Master the Fundamentals of Availability for Systems Design Interview

Representation of systems design availability with a city connected by networks and lights on

Knowing about fundamental concepts of availability is crucial for systems design. But high availability comes with a cost. One important point we must remember when designing a system is that every system design decision will have a trade-off. There is no silver bullet, but there are technologies that will solve specific problems.

Therefore, if the system you are designing does critical operations with payment, for example, you need to make systems design decisions that will make it highly available.

Why Systems Availability is Important?

Imagine you are using Slack in your company, and you need even more this tool to communicate because you are working remotely. Then the service goes down suddenly for many hours, and you cannot communicate with your team. That would likely delay your work delivery.

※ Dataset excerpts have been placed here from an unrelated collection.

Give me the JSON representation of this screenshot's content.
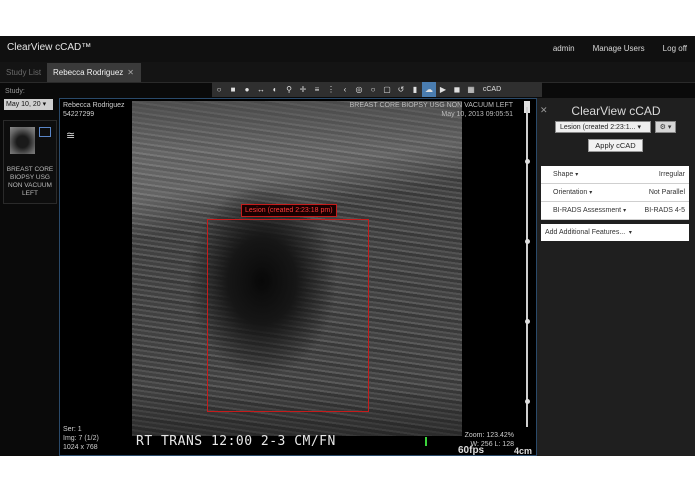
{
  "app": {
    "title": "ClearView cCAD™"
  },
  "topnav": {
    "user": "admin",
    "manage_users": "Manage Users",
    "logoff": "Log off"
  },
  "tabs": [
    {
      "label": "Study List"
    },
    {
      "label": "Rebecca Rodriguez"
    }
  ],
  "toolbar": {
    "tools": [
      "circle-icon",
      "square-icon",
      "dot-icon",
      "resize-icon",
      "contrast-icon",
      "zoom-icon",
      "pan-icon",
      "menu-icon",
      "more-icon",
      "chevron-left-icon",
      "target-icon",
      "ring-icon",
      "rect-icon",
      "undo-icon",
      "trash-icon",
      "cad-icon",
      "play-icon",
      "record-icon",
      "layout-icon"
    ],
    "cad_label": "cCAD",
    "active_tool": "cad-icon"
  },
  "left": {
    "study_label": "Study:",
    "study_select": "May 10, 20",
    "thumb_label": "BREAST CORE BIOPSY USG NON VACUUM LEFT"
  },
  "viewer": {
    "patient_name": "Rebecca Rodriguez",
    "patient_id": "54227299",
    "study_desc": "BREAST CORE BIOPSY USG NON VACUUM LEFT",
    "study_date": "May 10, 2013 09:05:51",
    "lesion_label": "Lesion (created 2:23:18 pm)",
    "series": "Ser: 1",
    "image": "Img: 7 (1/2)",
    "dims": "1024 x 768",
    "zoom": "Zoom: 123.42%",
    "wl": "W: 256 L: 128",
    "caption": "RT TRANS 12:00 2-3 CM/FN",
    "fps": "60fps",
    "scale": "4cm"
  },
  "cad": {
    "title": "ClearView cCAD",
    "lesion_select": "Lesion (created 2:23:1...",
    "apply_label": "Apply cCAD",
    "features": [
      {
        "name": "Shape",
        "value": "Irregular"
      },
      {
        "name": "Orientation",
        "value": "Not Parallel"
      },
      {
        "name": "BI-RADS Assessment",
        "value": "BI-RADS 4-5"
      }
    ],
    "add_features": "Add Additional Features..."
  },
  "colors": {
    "accent": "#4a7db0",
    "lesion": "#c61b1b",
    "background": "#0a0a0a"
  }
}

Imagine if the Amazon e-commerce website goes down for 1 hour. How many millions would they lose? Also, how would their reputation be harmed in this process?

Stripe is another excellent example; they are a SaaS (Software as a Service) that performs payments for companies. If Stripe goes down, their customers will lose money.

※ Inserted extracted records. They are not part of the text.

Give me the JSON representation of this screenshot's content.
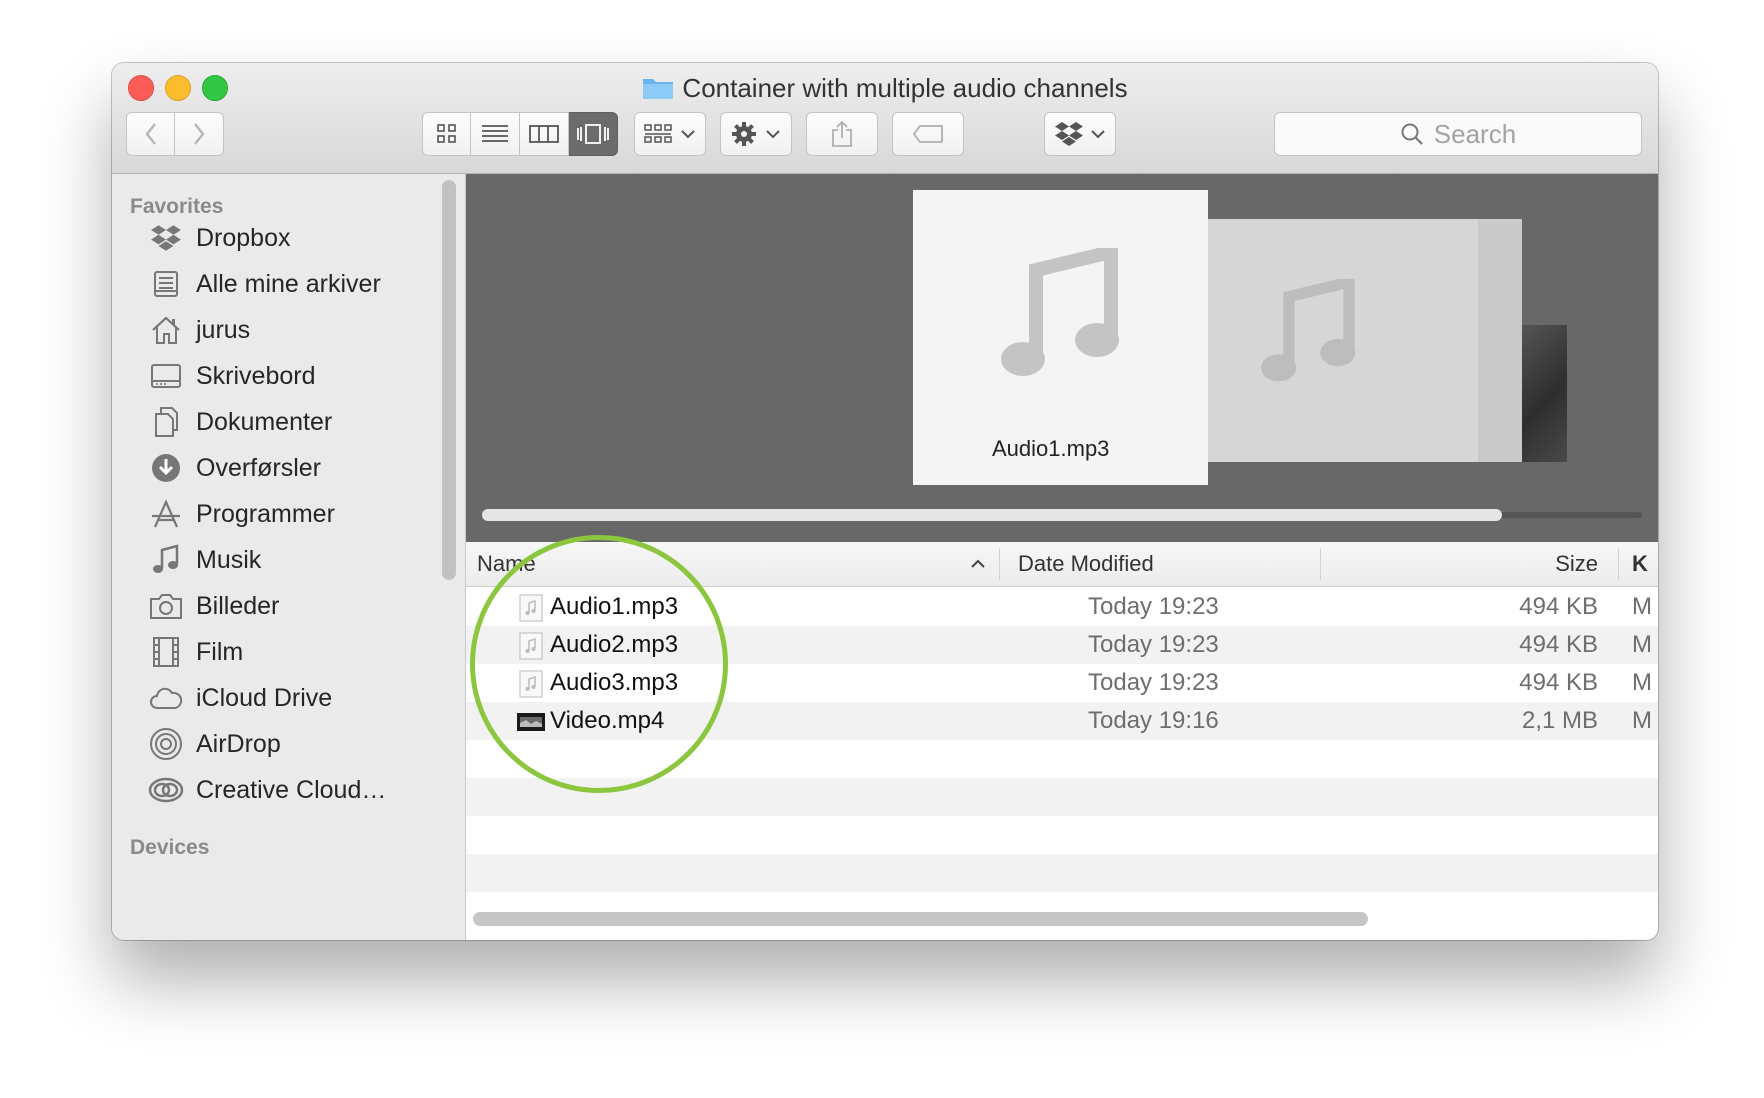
{
  "window": {
    "title": "Container with multiple audio channels"
  },
  "toolbar": {
    "search_placeholder": "Search"
  },
  "sidebar": {
    "favorites_heading": "Favorites",
    "devices_heading": "Devices",
    "items": [
      {
        "label": "Dropbox",
        "icon": "dropbox-icon"
      },
      {
        "label": "Alle mine arkiver",
        "icon": "all-files-icon"
      },
      {
        "label": "jurus",
        "icon": "home-icon"
      },
      {
        "label": "Skrivebord",
        "icon": "desktop-icon"
      },
      {
        "label": "Dokumenter",
        "icon": "documents-icon"
      },
      {
        "label": "Overførsler",
        "icon": "downloads-icon"
      },
      {
        "label": "Programmer",
        "icon": "applications-icon"
      },
      {
        "label": "Musik",
        "icon": "music-icon"
      },
      {
        "label": "Billeder",
        "icon": "camera-icon"
      },
      {
        "label": "Film",
        "icon": "film-icon"
      },
      {
        "label": "iCloud Drive",
        "icon": "cloud-icon"
      },
      {
        "label": "AirDrop",
        "icon": "airdrop-icon"
      },
      {
        "label": "Creative Cloud…",
        "icon": "creative-cloud-icon"
      }
    ]
  },
  "coverflow": {
    "selected_label": "Audio1.mp3"
  },
  "list": {
    "columns": {
      "name": "Name",
      "date": "Date Modified",
      "size": "Size",
      "kind": "K"
    },
    "rows": [
      {
        "name": "Audio1.mp3",
        "date": "Today 19:23",
        "size": "494 KB",
        "kind": "M"
      },
      {
        "name": "Audio2.mp3",
        "date": "Today 19:23",
        "size": "494 KB",
        "kind": "M"
      },
      {
        "name": "Audio3.mp3",
        "date": "Today 19:23",
        "size": "494 KB",
        "kind": "M"
      },
      {
        "name": "Video.mp4",
        "date": "Today 19:16",
        "size": "2,1 MB",
        "kind": "M"
      }
    ]
  },
  "colors": {
    "highlight_circle": "#8cc63f",
    "coverflow_bg": "#686868"
  }
}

Let’s list the main reasons why availability is essential:

Business Continuity: Availability is vital for businesses as it ensures uninterrupted operations by keeping systems and services operational. This high availability is essential for maintaining productivity, meeting customer demands, and preventing financial losses due to downtime.

Customer Satisfaction: Customers expect reliable and accessible services. When systems are consistently available, customers can access products, services, or information without inconvenience or delays. High availability enhances the customer experience, builds trust, and fosters customer satisfaction.

Revenue Generation: Many businesses use their systems to generate revenue. For example, E-commerce platforms, online services, and digital marketplaces require continuous availability to process transactions and serve customers. Downtime can lead to lost sales opportunities and revenue. High availability ensures that revenue-generating systems are accessible, minimizing the risk of financial losses.

Data Integrity and Security: Availability is closely tied to data integrity and security. Systems with high availability typically incorporate measures such as data replication, backups, and disaster recovery mechanisms. These safeguards protect against data loss, ensure data integrity, and help maintain the confidentiality of sensitive information.

Compliance and Legal Requirements: Businesses must adhere to regulations and legal requirements regarding system availability and data protection in specific industries. Non-compliance can lead to penalties, legal consequences, and reputational damage. Organizations can meet these obligations and demonstrate their commitment to data privacy and security by maintaining availability.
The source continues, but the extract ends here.